The accounting for benefit plans is highly dependent on assumptions concerning the outcome of future events and circumstances, including discount rates, long-term return rates on pension plan assets, healthcare cost trends, compensation increases, and other factors. In determining such assumptions, we consult with outside actuaries and other advisors.
The discount rates for the US, Canada, and UK pension plans are based on the derivation of a single-equivalent discount rate using a standard spot rate curve and the timing of expected benefit payments as of the balance sheet date. The spot rate curves are based upon portfolios of corporate bonds rated at Aa or above by a respected rating agency. The discount rate for Germany is based on the expected benefit payments for the sample mixed population plan. The expected long-term rates of return on pension plan assets are estimated using forecasted returns for the asset classifications within the asset portfolio, and a composite return assumption range is determined using a weighted average based on each plan's target asset allocation percentage.
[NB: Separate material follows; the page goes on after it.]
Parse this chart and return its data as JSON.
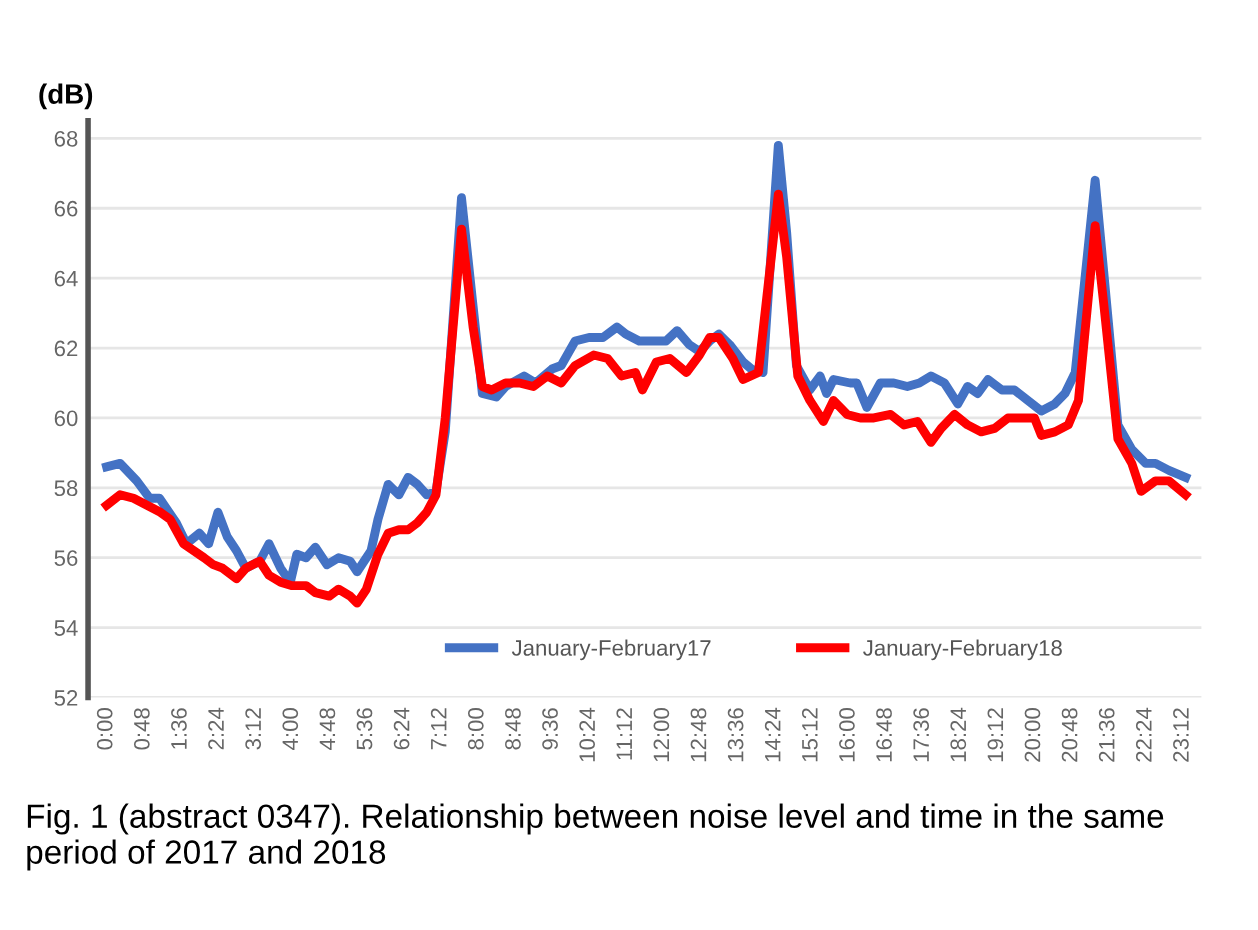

Salary growth and healthcare cost trend assumptions are based on our historical experience and future outlook. While we believe that the assumptions used in these calculations are reasonable, differences in actual experience or changes in assumptions could materially affect the expense and liabilities related to our defined benefit pension plans. A hypothetical one percent increase in the discount rate would increase net income and decrease the accrued pension liability by approximately $0.9 million and $59.4 million, respectively. A one percent decrease in the discount rate would decrease net income and increase the accrued pension liability by approximately $0.6 million and $68.0 million, respectively. A one percent change in the expected long-term rate of return would affect net income by approximately $3.5 million.